Après la publication dans la presse de la récupération
des objets de la Résidence, le Centre a reçu beaucoup
de renseignements utiles et a trouvé des objets de grande
valeur. Par exemple, à Shijiazhuang, on a trouvé des
meubles précieux, fabriqués en palissandre et incrustés
de nacre et de marbre, mais leur authenticité laissait des
doutes. Après des recherches dans le dossier, on a découvert
une photo dans laquelle le fauteuil du prince Gong était
pareil à celui qui existait parmi ces meubles trouvés.

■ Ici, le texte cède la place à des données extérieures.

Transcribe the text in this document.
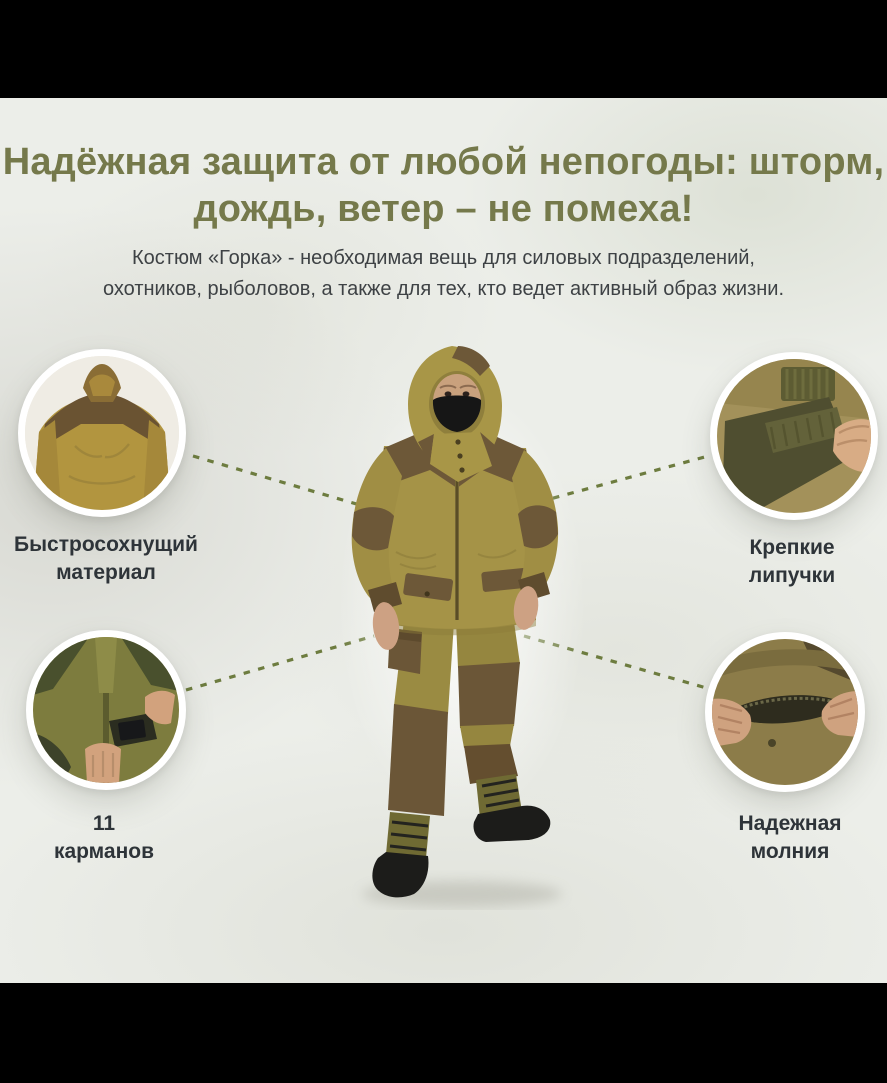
Надёжная защита от любой непогоды: шторм,
дождь, ветер – не помеха!

Костюм «Горка» - необходимая вещь для силовых подразделений,
охотников, рыболовов, а также для тех, кто ведет активный образ жизни.

Быстросохнущий
материал
Крепкие
липучки
11
карманов
Надежная
молния
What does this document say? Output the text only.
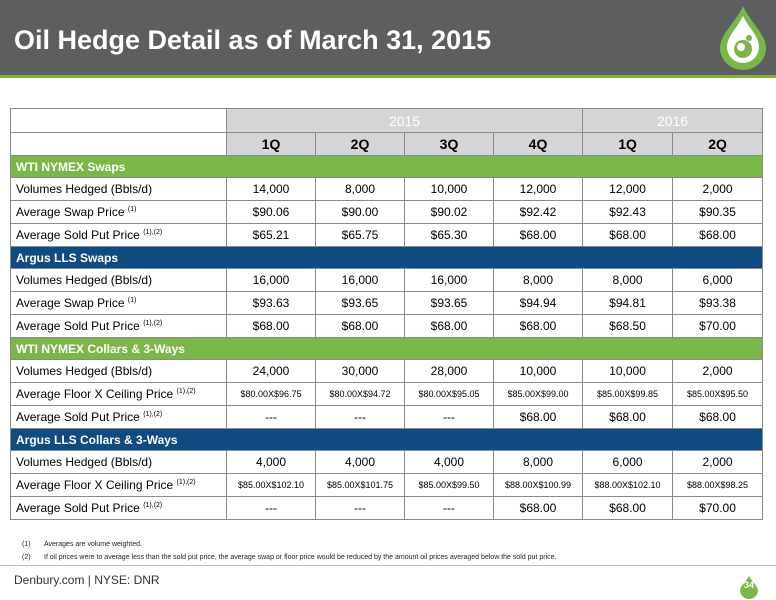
Oil Hedge Detail as of March 31, 2015
	2015				2016	
	1Q	2Q	3Q	4Q	1Q	2Q
WTI NYMEX Swaps						
Volumes Hedged (Bbls/d)	14,000	8,000	10,000	12,000	12,000	2,000
Average Swap Price $^{(1)}$	$90.06	$90.00	$90.02	$92.42	$92.43	$90.35
Average Sold Put Price $^{(1),(2)}$	$65.21	$65.75	$65.30	$68.00	$68.00	$68.00
Argus LLS Swaps						
Volumes Hedged (Bbls/d)	16,000	16,000	16,000	8,000	8,000	6,000
Average Swap Price $^{(1)}$	$93.63	$93.65	$93.65	$94.94	$94.81	$93.38
Average Sold Put Price $^{(1),(2)}$	$68.00	$68.00	$68.00	$68.00	$68.50	$70.00
WTI NYMEX Collars & 3-Ways						
Volumes Hedged (Bbls/d)	24,000	30,000	28,000	10,000	10,000	2,000
Average Floor X Ceiling Price $^{(1),(2)}$	$80.00X$96.75	$80.00X$94.72	$80.00X$95.05	$85.00X$99.00	$85.00X$99.85	$85.00X$95.50
Average Sold Put Price $^{(1),(2)}$	---	---	---	$68.00	$68.00	$68.00
Argus LLS Collars & 3-Ways						
Volumes Hedged (Bbls/d)	4,000	4,000	4,000	8,000	6,000	2,000
Average Floor X Ceiling Price $^{(1),(2)}$	$85.00X$102.10	$85.00X$101.75	$85.00X$99.50	$88.00X$100.99	$88.00X$102.10	$88.00X$98.25
Average Sold Put Price $^{(1),(2)}$	---	---	---	$68.00	$68.00	$70.00
(1) Averages are volume weighted.
(2) If oil prices were to average less than the sold put price, the average swap or floor price would be reduced by the amount oil prices averaged below the sold put price.
Denbury.com | NYSE: DNR	34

Croyant alors que ces meubles étaient vraiment ceux de la
résidence, on les a achetés pour deux millions de
yuans.
En 1988, une partie du jardin de la résidence a été
ouvert au public, mais la plus grande partie de la construction
doit encore être restaurée. En 2004, le Centre d'administration
de la résidence a restauré la salle Duofu, qui servait
de résidence à la princesse He Xiao, ainsi que la
salle de réception du prince Gong. Lors de l'invasion des
armées anglaise et française à Beijing en 1860,
c'est dans cette salle que le prince Gong a mené des négociations
avec les représentants de ces armées et a signé
le Traité de Beijing. Étant donné la valeur
historique de cette salle, l'Unesco a alloué 50 000 $US pour
sa restauration. Quant à la salle Yinluan, où l'on
organisait souvent de grandes cérémonies, on ne connaît
pas bien son état original.
On attend toujours le moment où cette résidence lèvera
son voile de mystère et laissera apparaître son authentique
visage aux visiteurs des quatre coins du monde.